Just give the champ the keys After a traumatic year, Allison primed for Daytona

February 13, 1993|By Sandra McKee | Sandra McKee,Staff Writer

DAYTONA BEACH, FLA — DAYTONA BEACH, Fla. -- Davey Allison is looking forward to tomorrow. He will climb inside his Thunderbird, pull the straps around his body as tightly as he can, and then relax.

"It will be the most peaceful time of the week for me," said Allison. "When I turn the switch and start the engine, there will be only one thing to think about, one thing to concentrate on.

"It will almost be a relief. I can clear my mind and think only about the race car."

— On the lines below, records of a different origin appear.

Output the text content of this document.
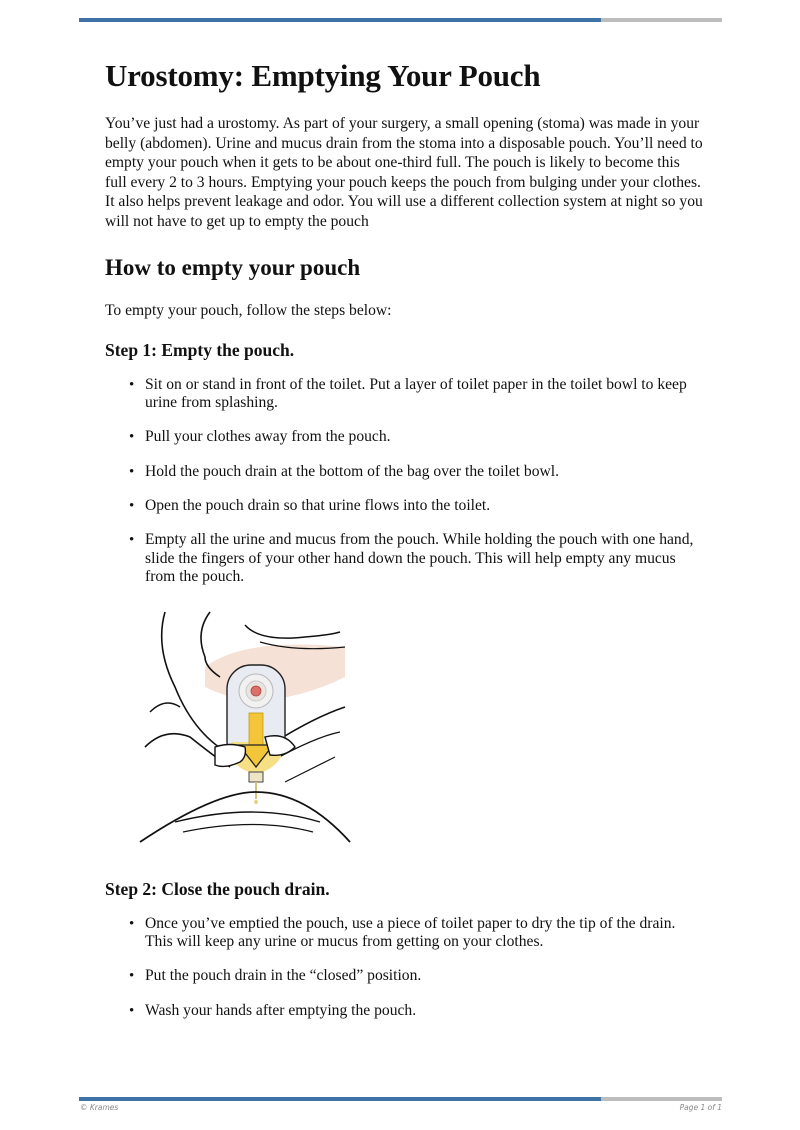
Urostomy: Emptying Your Pouch

You’ve just had a urostomy. As part of your surgery, a small opening (stoma) was made in your belly (abdomen). Urine and mucus drain from the stoma into a disposable pouch. You’ll need to empty your pouch when it gets to be about one-third full. The pouch is likely to become this full every 2 to 3 hours. Emptying your pouch keeps the pouch from bulging under your clothes. It also helps prevent leakage and odor. You will use a different collection system at night so you will not have to get up to empty the pouch

How to empty your pouch

To empty your pouch, follow the steps below:

Step 1: Empty the pouch.
• Sit on or stand in front of the toilet. Put a layer of toilet paper in the toilet bowl to keep urine from splashing.
• Pull your clothes away from the pouch.
• Hold the pouch drain at the bottom of the bag over the toilet bowl.
• Open the pouch drain so that urine flows into the toilet.
• Empty all the urine and mucus from the pouch. While holding the pouch with one hand, slide the fingers of your other hand down the pouch. This will help empty any mucus from the pouch.
Step 2: Close the pouch drain.
• Once you’ve emptied the pouch, use a piece of toilet paper to dry the tip of the drain. This will keep any urine or mucus from getting on your clothes.
• Put the pouch drain in the “closed” position.
• Wash your hands after emptying the pouch.
© Krames	Page 1 of 1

Allison goes into tomorrow's 35th Daytona 500 with a distinction none of the other 41 competitors can claim. He's the defending champion.

It is not a little thing. Winston Cup drivers can go through their entire careers without ever being able to say it.

"It's one of the most elusive races to win," said Allison, as he enjoyed a gourmet lunch of shrimp scampi and roasted corn, prepared by his Texaco team's cook. "And the biggest thing about winning here is that you don't have to wonder if you're ever going to win the Daytona 500. It was a big relief. If you go out here and ask every driver what one race he'd like to win more than any other, most of them would say this one."

For Allison, last year's victory was one of the good things from a year filled with emotional and physical trauma.

The trauma list:

* Lost his grandfather, Edmund "Pop" Allison, April 1 after a long illness.

* Lost his brother, Clifford, to a racing accident at Michigan International Speedway on Aug. 13.

* Crashed at Bristol on April 5 after leading for 50 laps. He fractured ribs, bruised a lung and tore shoulder muscles and ligaments.

* Crashed at Martinsville on April 26, reinjuring his ribs.

* Won the All-Star race in Charlotte, N.C., on May 16, but crashed with Kyle Petty just past the finish line. Allison was knocked unconscious. Afterward, Allison said he felt like he'd "been beaten with a baseball bat at a gang fight where [his] gang didn't show up."

* Suffered his worst wreck of the year July 19 at Pocono International Raceway. His Ford flipped 11 times; the car was totaled. Allison broke a forearm and his collarbone, shattered a wrist and suffered severe swelling and bruising to his face and head.

* Finally, on Nov. 15, at Atlanta Motor Speedway, Allison was caught in a Turn 4 accident with Ernie Irvan, forcing him to the sideline. The accident cost him a chance at the Winston Cup championship.

"We're anxious to go on and do the best we can and put last season behind us," said Allison, who will start 11th in the 41-car field. "Everyone knows what happened. There isn't anything you can do about it. Losing a grandfather and a brother -- it happens to families everywhere. I never once asked why should it happen to me. It happens to everyone."

Every family isn't the Allisons, however. Davey's father, Bobby, gave up racing after he was almost killed in a 1988 wreck in Long Pond, Pa.

Davey Allison finished third in the points race last year, 63 points behind champion Alan Kulwicki. He won five races and collected $1,955,628. Not a bad year, considering his hardships.

He likes knowing he has a good pay check, but the money isn't his first priority. When he is finished with his racing career, Allison won't be interested in being listed as the top money earner.

"I'd like to have as many wins and championships as possible, but as for the way I'm viewed by other people in and outside racing, I'd like them to say I was fair, that I worked hard and that we did the best we could do in all circumstances. I feel like we've lived up to all three of those at this point."

It was Daytona that boosted his team and allowed him to maintain his momentum despite last season's traumas.

Now, Allison said there are just a few handling kinks he'd like to work out of his Texaco-Havoline Ford by tomorrow. Otherwise, he said, the car is ready.

And Allison is nearly back to full health. His wrist is at 95 percent of full motion and his grip is almost completely back.

Last year, as the season progressed, Allison became everyone's sympathy racer. It is not in his disposition to enjoy such status. Championships, he said, "aren't won with sympathy. They're won with performance."

And performance is vital to victory here. Surviving the early laps to reach the finish is precarious work. A year ago, Allison benefited because three of his toughest challengers -- Bill Elliott, Sterling Marlin and Irvan -- decided to go three-abreast in the second turn on Lap 62 of the 200-lap race and crashed.

To have an opportunity to win tomorrow, Allison knows he has to use all his patience and experience. And Allison said his chances win here and challenge for the Winston Cup title this season are as good as they were in 1992.